Glue drips happen. If you are mid-project and some of the hot glue spills on fabric or your clothing, wait the few minutes it takes for the glue to dry before trying to clean it up, otherwise it may spread or become embedded in the fabric. Place the affected fabric in the freezer for 45 minutes or so, if possible. If not, place an ice pack or a sealed bag of ice cubes over the affected area until the glue feels hard and brittle. Pick the hardened glue off the fabric. This technique also works on upholstered furniture. A dab of rubbing alcohol applied with a cotton swab also helps loosen stubborn glue spots.


Soothe Your Skin

Even if you're careful, strands of hot glue may get on your skin as you apply glue to the project piece. Keep a bowl of ice water handy for cooling potential burns. Otherwise, run the affected skin under cold tap water or place a zippered bag of ice cubes over the spot until the glue is hard. Peel the glue away from your skin if this doesn't cause pain; otherwise, rub the affected area with olive oil or another cooking oil to loosen the glue while soothing the skin. Gently rub the area to remove the glue.


Help for Hard Surfaces

Clean up hard surfaces such as countertops, craft tables or even the sink by dabbing the hard glue spot with rubbing alcohol. Soak a cotton swab tip in rubbing alcohol, then wipe the glue spot focusing on the outer edges of the glue. Wait a few seconds, then peel the glue away. Rubbing alcohol helps break the bond between the glue and virtually any other surface.
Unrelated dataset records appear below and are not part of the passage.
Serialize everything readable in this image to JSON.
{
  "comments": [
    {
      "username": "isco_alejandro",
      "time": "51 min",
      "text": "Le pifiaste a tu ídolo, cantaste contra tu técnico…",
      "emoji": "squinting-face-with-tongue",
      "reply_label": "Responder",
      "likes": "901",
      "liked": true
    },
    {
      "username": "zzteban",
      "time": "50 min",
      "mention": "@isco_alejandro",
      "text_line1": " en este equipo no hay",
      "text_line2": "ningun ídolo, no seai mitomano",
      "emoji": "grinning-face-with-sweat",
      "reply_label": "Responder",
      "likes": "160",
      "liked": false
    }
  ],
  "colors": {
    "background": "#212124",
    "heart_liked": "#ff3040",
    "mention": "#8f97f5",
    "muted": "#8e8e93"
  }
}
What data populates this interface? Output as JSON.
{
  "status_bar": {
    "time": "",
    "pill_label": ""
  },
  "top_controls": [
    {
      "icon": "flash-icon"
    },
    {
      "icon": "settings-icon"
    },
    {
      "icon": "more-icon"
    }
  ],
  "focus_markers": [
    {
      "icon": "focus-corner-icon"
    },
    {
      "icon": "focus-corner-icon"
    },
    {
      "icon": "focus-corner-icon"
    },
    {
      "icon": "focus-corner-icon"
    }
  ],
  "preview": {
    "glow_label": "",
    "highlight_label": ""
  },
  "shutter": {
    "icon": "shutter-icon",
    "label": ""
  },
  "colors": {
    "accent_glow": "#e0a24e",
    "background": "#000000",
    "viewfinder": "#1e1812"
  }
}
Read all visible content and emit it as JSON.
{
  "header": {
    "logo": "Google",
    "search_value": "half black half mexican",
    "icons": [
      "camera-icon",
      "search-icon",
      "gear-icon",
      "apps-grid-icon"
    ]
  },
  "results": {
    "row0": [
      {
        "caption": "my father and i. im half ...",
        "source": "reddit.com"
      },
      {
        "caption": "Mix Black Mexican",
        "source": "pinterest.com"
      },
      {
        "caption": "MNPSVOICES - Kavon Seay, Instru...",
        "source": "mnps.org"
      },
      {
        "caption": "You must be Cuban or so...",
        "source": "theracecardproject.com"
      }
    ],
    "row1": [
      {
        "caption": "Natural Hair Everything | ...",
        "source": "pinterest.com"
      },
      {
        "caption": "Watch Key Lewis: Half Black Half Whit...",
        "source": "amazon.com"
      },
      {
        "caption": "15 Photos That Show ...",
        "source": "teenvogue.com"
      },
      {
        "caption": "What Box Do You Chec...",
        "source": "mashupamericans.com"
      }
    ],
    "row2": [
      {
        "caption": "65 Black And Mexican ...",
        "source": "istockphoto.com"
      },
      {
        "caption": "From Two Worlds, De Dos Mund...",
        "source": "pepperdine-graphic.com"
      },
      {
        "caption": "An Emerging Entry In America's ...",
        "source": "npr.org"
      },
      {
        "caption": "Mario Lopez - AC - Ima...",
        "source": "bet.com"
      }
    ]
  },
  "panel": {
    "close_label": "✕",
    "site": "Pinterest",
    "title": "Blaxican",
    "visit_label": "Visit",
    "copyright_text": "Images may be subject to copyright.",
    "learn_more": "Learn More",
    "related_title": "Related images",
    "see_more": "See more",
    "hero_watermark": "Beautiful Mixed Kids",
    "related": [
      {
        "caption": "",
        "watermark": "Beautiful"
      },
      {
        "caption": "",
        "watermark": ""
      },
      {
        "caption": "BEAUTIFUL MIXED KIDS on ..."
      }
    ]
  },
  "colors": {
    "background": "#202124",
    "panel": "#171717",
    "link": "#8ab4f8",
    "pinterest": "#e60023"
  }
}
If removing glue from a painted, varnished or otherwise finished surface, test the rubbing alcohol on an inconspicuous area first, allowing it to sit for a minute or so to ensure it doesn't damage the finish.

Break the Bond

Rubbing alcohol can even break the bond between two hard objects glued together. Soak the tip of a cotton swab in rubbing alcohol, then wipe it over the area where the two pieces adhere to one another, allowing the alcohol to seep between the pieces. Twist the pieces to separate them, then peel the hard glue away with your fingers.